Leaving the rest of the country in its carbon-constrained dust yet again, California introduced the Carbon Labeling Act of 2009 earlier this month which will require the California Air Resources Board (CARB) to “develop and implement a program for the voluntary assessment, verification, and standardized labeling of the carbon footprint, as defined, of consumer products sold in this state.”

Now stay in your seat, AB19 says nothing about a future shift towards regulation, which would likely not be embraced by environmentalists anyway considering the limited transparency of assumptions and model constructions to be expected from a consumer product label. This will especially be true in the event that CA actually permits input-output based hybrid life cycle assessment (LCA) models as these still have a ways to go towards seeing resolution at the level of product-categories. This is, however, a great move in the direction of accessible GHG information which can lead to environmentally superior decision-making so long as companies are using standardized accounting/modeling procedures and the verification methods are watertight.

It will also be interesting to find out what the range of products that falls under the “consumer goods” aegis will be. From the bill’s text, the focus is on retail consumer goods, as in supermarket / department store items in the hopes of swaying consumer preferences, but do the EPA estimated mileage stickers on new vehicles affect purchasing habits? Not enough to alter a consistent year-on-year aggregate oil demand increase for the past several decades, save for a few OPEC-related blips. But we’ve also been blessed with perennially low gas prices until recent memory and political rhetoric in this area will hopefully translate into action under a new administration.

The bill does show that the state is aware that companies are voluntarily looking to assess the GHG impacts of their products and are willing to shell out the money to do so, either because of the improved marketing this facilitates, the anticipated cost savings of reduced energy consumption, responding to shareholder pressure, or any of several other drivers. The usually dismissed reason of “genuine environmental stewardship” should not be cast off so quickly here, especially with the great enthusiasm with which the private sector has greeted programs like the Carbon Trust/UK Defra’s PAS 2050 and the WRI/WBCSD’s new product-level guidelines work.

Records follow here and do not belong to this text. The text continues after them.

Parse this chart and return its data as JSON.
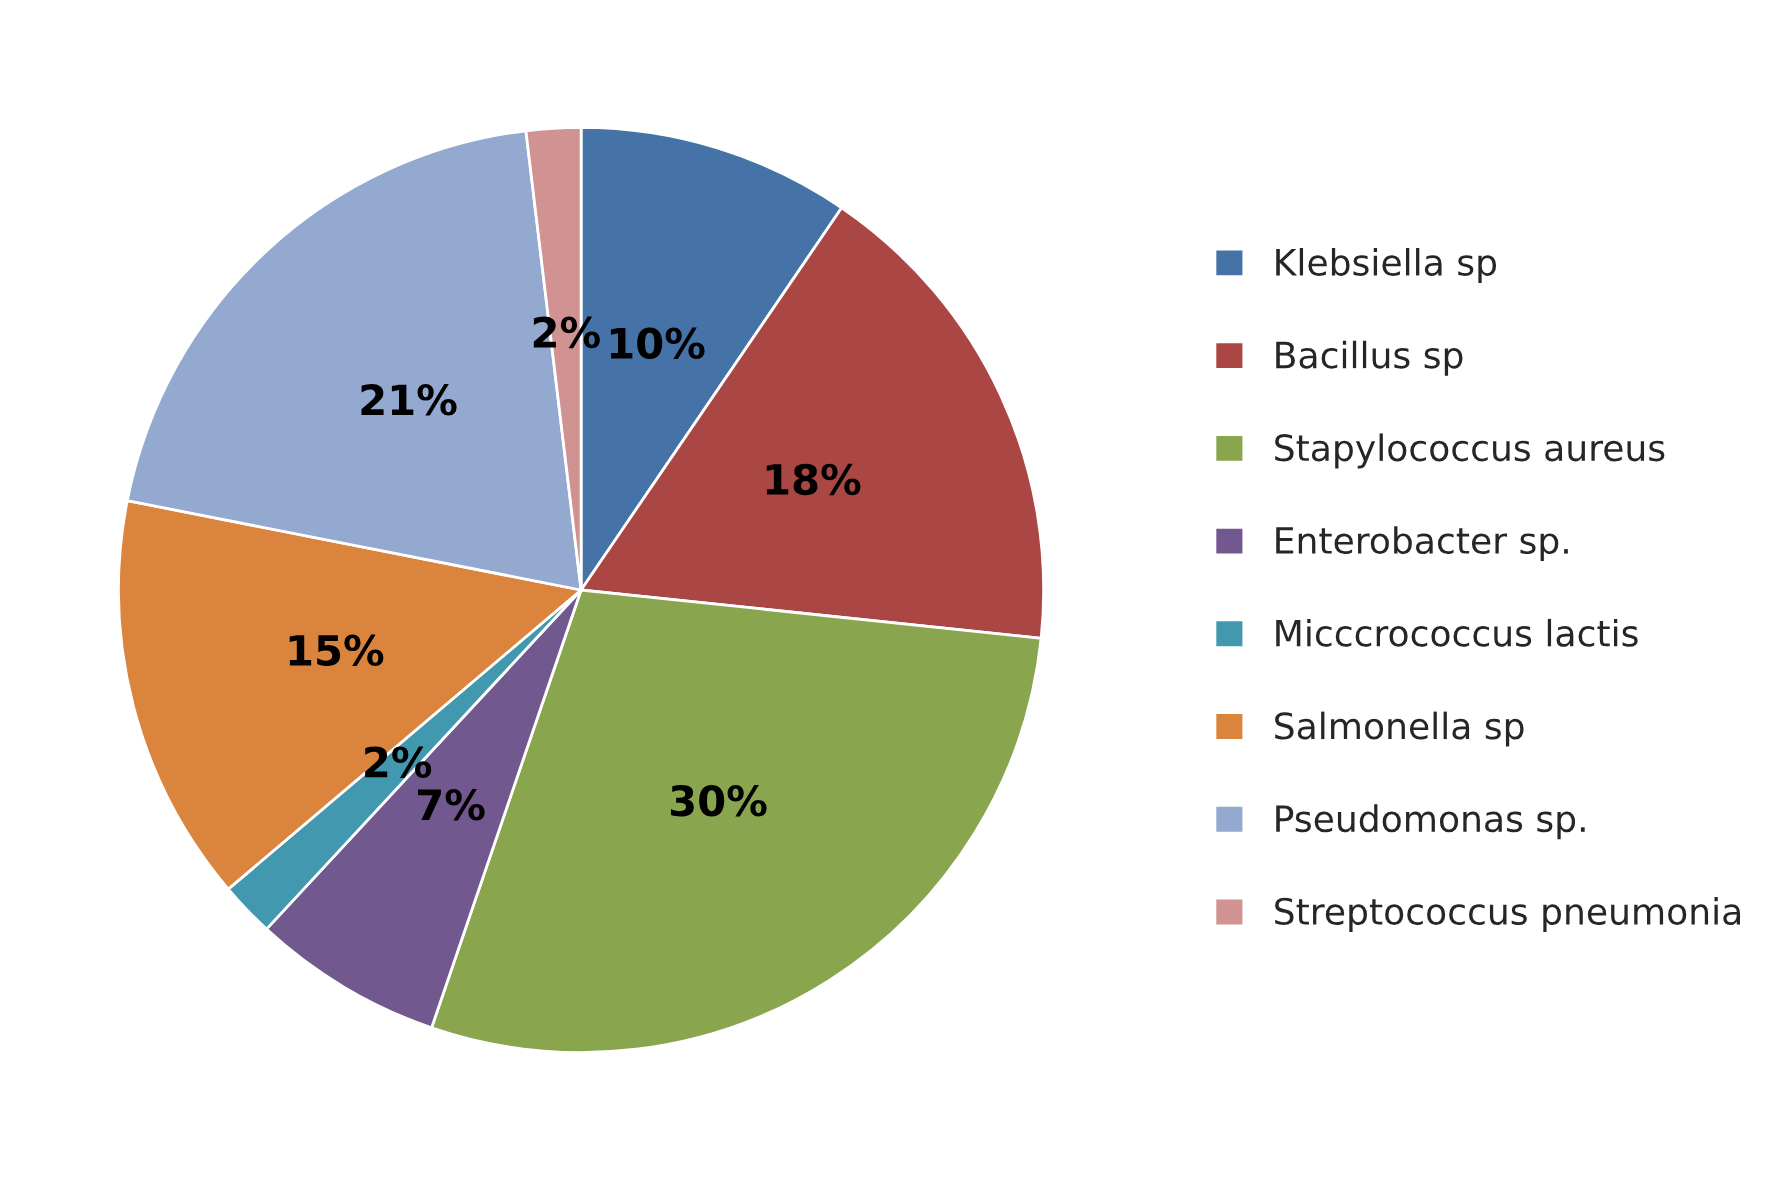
{
  "chart_data": {
    "type": "pie",
    "categories": [
      "Klebsiella sp",
      "Bacillus sp",
      "Stapylococcus aureus",
      "Enterobacter sp.",
      "Micccrococcus lactis",
      "Salmonella sp",
      "Pseudomonas sp.",
      "Streptococcus pneumonia"
    ],
    "values": [
      10,
      18,
      30,
      7,
      2,
      15,
      21,
      2
    ],
    "value_labels": [
      "10%",
      "18%",
      "30%",
      "7%",
      "2%",
      "15%",
      "21%",
      "2%"
    ],
    "colors": [
      "#4572a7",
      "#aa4643",
      "#89a54e",
      "#71588f",
      "#4198af",
      "#db843d",
      "#93a9cf",
      "#d19392"
    ],
    "legend": "right"
  }
}
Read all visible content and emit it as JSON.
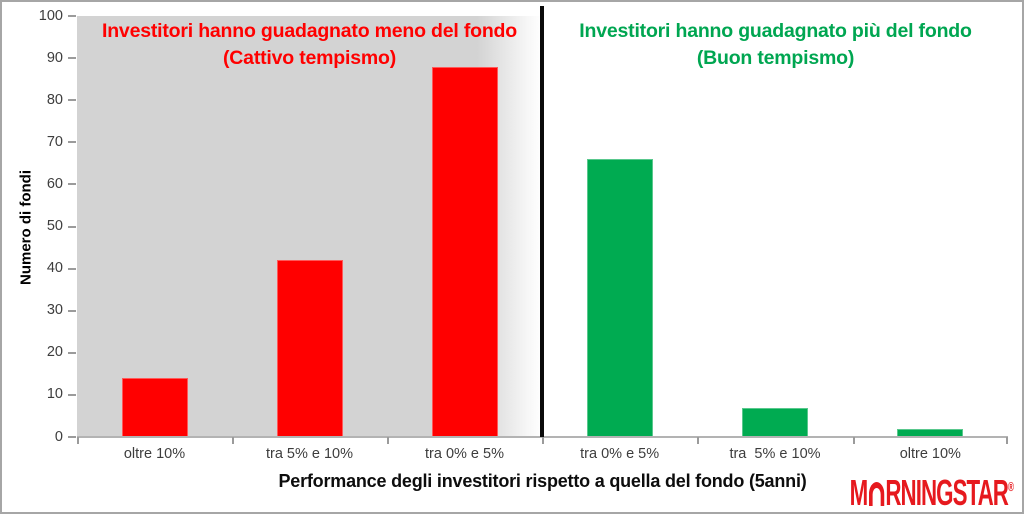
{
  "chart_data": {
    "type": "bar",
    "ylabel": "Numero di fondi",
    "xlabel": "Performance degli investitori rispetto a quella del fondo (5anni)",
    "ylim": [
      0,
      100
    ],
    "yticks": [
      0,
      10,
      20,
      30,
      40,
      50,
      60,
      70,
      80,
      90,
      100
    ],
    "grid": false,
    "legend_position": "none",
    "groups": [
      {
        "id": "bad-timing",
        "title_line1": "Investitori hanno guadagnato meno del fondo",
        "title_line2": "(Cattivo tempismo)",
        "title_color": "#ff0000",
        "bar_color": "#ff0000",
        "region_background": "#d3d3d3",
        "categories": [
          "oltre 10%",
          "tra 5% e 10%",
          "tra 0% e 5%"
        ],
        "values": [
          14,
          42,
          88
        ]
      },
      {
        "id": "good-timing",
        "title_line1": "Investitori hanno guadagnato più del fondo",
        "title_line2": "(Buon tempismo)",
        "title_color": "#00a651",
        "bar_color": "#00ab51",
        "region_background": "#ffffff",
        "categories": [
          "tra 0% e 5%",
          "tra  5% e 10%",
          "oltre 10%"
        ],
        "values": [
          66,
          7,
          2
        ]
      }
    ]
  },
  "branding": {
    "logo_m": "M",
    "logo_rest": "RNINGSTAR",
    "logo_reg": "®",
    "logo_color": "#e6191e"
  }
}
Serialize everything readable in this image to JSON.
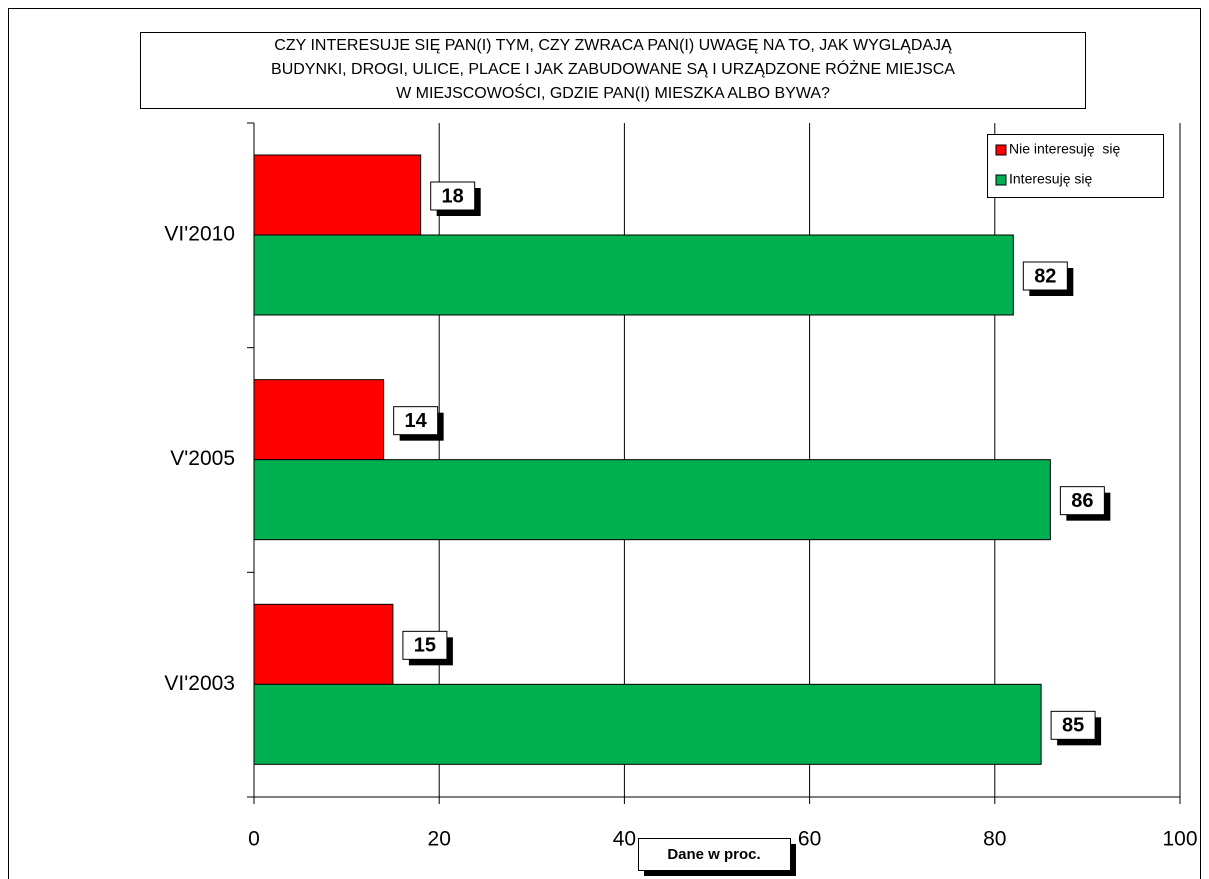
{
  "chart_data": {
    "type": "barh",
    "title": [
      "CZY INTERESUJE SIĘ PAN(I) TYM, CZY ZWRACA PAN(I) UWAGĘ NA TO, JAK WYGLĄDAJĄ",
      "BUDYNKI, DROGI, ULICE, PLACE I JAK ZABUDOWANE SĄ I URZĄDZONE RÓŻNE MIEJSCA",
      "W MIEJSCOWOŚCI, GDZIE PAN(I) MIESZKA ALBO BYWA?"
    ],
    "categories": [
      "VI'2010",
      "V'2005",
      "VI'2003"
    ],
    "series": [
      {
        "name": "Nie interesuję  się",
        "color": "#ff0000",
        "values": [
          18,
          14,
          15
        ]
      },
      {
        "name": "Interesuję się",
        "color": "#00b050",
        "values": [
          82,
          86,
          85
        ]
      }
    ],
    "xlim": [
      0,
      100
    ],
    "xticks": [
      0,
      20,
      40,
      60,
      80,
      100
    ],
    "grid": true,
    "legend": "upper right",
    "annotation": "Dane w proc."
  }
}
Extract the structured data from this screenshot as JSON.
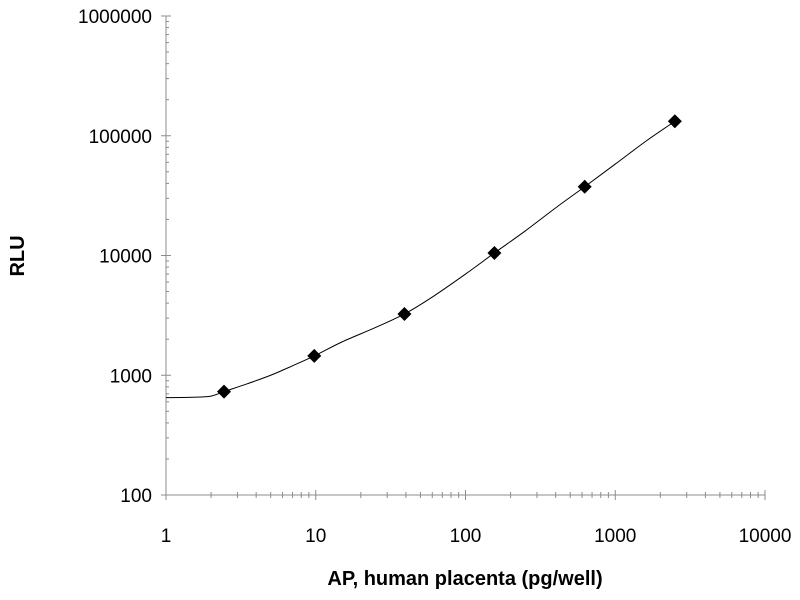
{
  "chart_data": {
    "type": "scatter",
    "title": "",
    "xlabel": "AP, human placenta (pg/well)",
    "ylabel": "RLU",
    "x_scale": "log",
    "y_scale": "log",
    "xlim": [
      1,
      10000
    ],
    "ylim": [
      100,
      1000000
    ],
    "x_ticks": [
      "1",
      "10",
      "100",
      "1000",
      "10000"
    ],
    "y_ticks": [
      "100",
      "1000",
      "10000",
      "100000",
      "1000000"
    ],
    "grid": false,
    "legend": "none",
    "series": [
      {
        "marker": "diamond",
        "color": "#000000",
        "x": [
          2.44,
          9.77,
          39.1,
          156,
          625,
          2500
        ],
        "y": [
          730,
          1450,
          3250,
          10500,
          37500,
          132000
        ]
      }
    ],
    "fit_curve": {
      "color": "#000000",
      "x": [
        1,
        1.5,
        2.0,
        2.44,
        3.5,
        5,
        7,
        9.77,
        15,
        25,
        39.1,
        60,
        100,
        156,
        250,
        400,
        625,
        1000,
        1600,
        2500
      ],
      "y": [
        650,
        655,
        670,
        730,
        850,
        1000,
        1200,
        1450,
        1900,
        2500,
        3250,
        4500,
        7000,
        10500,
        16000,
        25000,
        37500,
        58000,
        90000,
        132000
      ]
    }
  }
}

Californians – don’t get too haughty yet – something similar is happening on the other side of the pond where EU leaders are also discussing methods to promote sustainable consumption and production (SCP). With the rise of greenhouse gas registries at the corporate/facility-level (California Climate Action Registry, Carbon Disclosure Project), these initiatives may give just the kick needed to start product-level registries. While I don’t expect such website to host the most scintillating information for the average consumer, the real value-add is in high-volume procurement. Imagine the prospects of major purchasers like US government (name agency of your choice) or Wal-Mart having complete information on the life cycle GHG emissions from competing products and sustainability becoming a factor in procurement decisions (as is already becoming the case)? Those actions won’t in themselves bring us to 80% below 199o’s CO2e emissions levels by 2050, but will definitely form a requisite component.